La prolifération du matériel tout prêt
Dans le commerce comme en ligne, on voit pulluler des ressources estampillées « FLE » : vocabulaires thématiques, grammaires visuelles, fiches lexicales, petits jeux colorés, exerciseurs... L’offre est pléthorique, souvent attractive, parfois même gratuite. Et l’enseignant y trouve ce qu’il croit être une solution immédiate : du contenu clé en main, prêt à être comme « déroulé » en classe.
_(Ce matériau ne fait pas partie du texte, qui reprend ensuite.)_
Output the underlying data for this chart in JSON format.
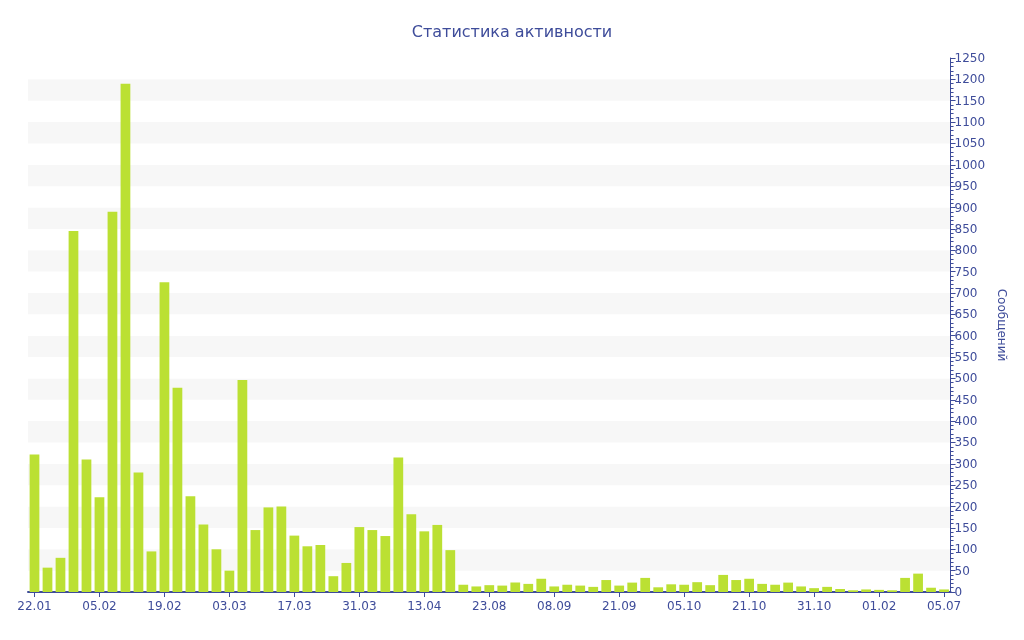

Nombreuses sont aussi les applications dites d’« apprentissage des langues », qui, sous prétexte d’interactivité, réduisent l’apprentissage à des séries de clics ou de devinettes sur du vocabulaire hors contexte. Ces interfaces séduisantes, qui misent sur la répétition et le jeu, donnent l’illusion du progrès sans réelle construction de compétence. Elles renforcent l’idée qu’apprendre une langue, c’est accumuler des mots ou cocher des cases, loin de toute action langagière authentique.
Cette profusion de matériels « innovants » [1] cache un danger : celui d’une pédagogie standardisée, décontextualisée. Ces matériels, aussi bien conçus soient-il, finissent par générer des séquences qui se ressemblent toutes, où une même logique s’impose : transmission de règles, reproduction d’exemples [2], vérification de compétences partielles, isolées.
Le malaise d’un enseignement figé
Les séances de FLE tendent alors à s’uniformiser. Les élèves rencontrent les mêmes exercices, les mêmes images, les mêmes activités, quel que soit le niveau, le contexte ou les objectifs. L’apprentissage devient prévisible, fade, et surtout, inefficace au regard de ce qu’on attend aujourd’hui d’une langue étrangère : une capacité à agir, à interagir, à réfléchir en langue.
Cette mécanisation de l’enseignement est d’autant plus regrettable que les approches actionnelles, pourtant promues par les programmes et le CECR, exigent du sens, de la personnalisation, de l’ancrage dans le réel. Or, que peut-on rêver de plus loin du réel que ces jeux où l’on découvre, par exemple, le lexique des ustensiles de cuisine pour la vingtième fois ?
Une difficulté bien réelle chez les enseignants
Il serait injuste de blâmer les enseignants. Leur réalité, on la connaît : manque de temps, classes nombreuses, hétérogènes [3], exigences institutionnelles lourdes, solitude pédagogique. Dans ce contexte, les matériels tout faits apparaissent effectivement comme un recours pratique, voire salvateur.
Mais le danger surgit quand ces outils deviennent le cœur de la séance, son moteur, son horizon. Quand la fiche d’activité précède le projet pédagogique. Quand le manuel devient le programme [4]. C’est alors que l’enseignement perd son cap et que les élèves perdent le sens.
Créer au lieu d’acheter
Or, jamais il n’a été aussi facile de créer du matériel. Et de le faire bien. Les outils propulsés par l’IA, les générateurs d’activités, les plateformes collaboratives permettent de produire sur mesure, au coup par coup, en lien avec les intérêts des élèves, les enjeux de la classe, les contextes culturels.
Mieux encore : les élèves eux-mêmes peuvent être mis à contribution. Ils peuvent co-construire une grammaire explicite, alimenter un glossaire, créer une base de données [5], inventer des jeux, organiser de véritables concours, linguistiques ou autres, interagir avec des classes francophones. En créant, avec ou sans l’IA, ils s’approprient au lieu de juste retenir.
Repolitiser le geste pédagogique
Si enseigner, c’est bien préparer nos élèves [6] à l’autonomie, à la coopération, à l’initiative, alors il faut repenser le rapport aux ressources. Non plus importer des artefacts [7] figés, décontextualisés, vendus comme des recettes. Mais introduire les outils (voir infra) de création eux-mêmes, inviter les apprenants à devenir les auteurs de leur parcours.
La salle de classe n’a pas besoin de plus de cartes à colorier. Elle a besoin de sens, de projets, de défis. Elle a besoin d’enseignants (et d’apprenants) créateurs, pas d’exécutants [8].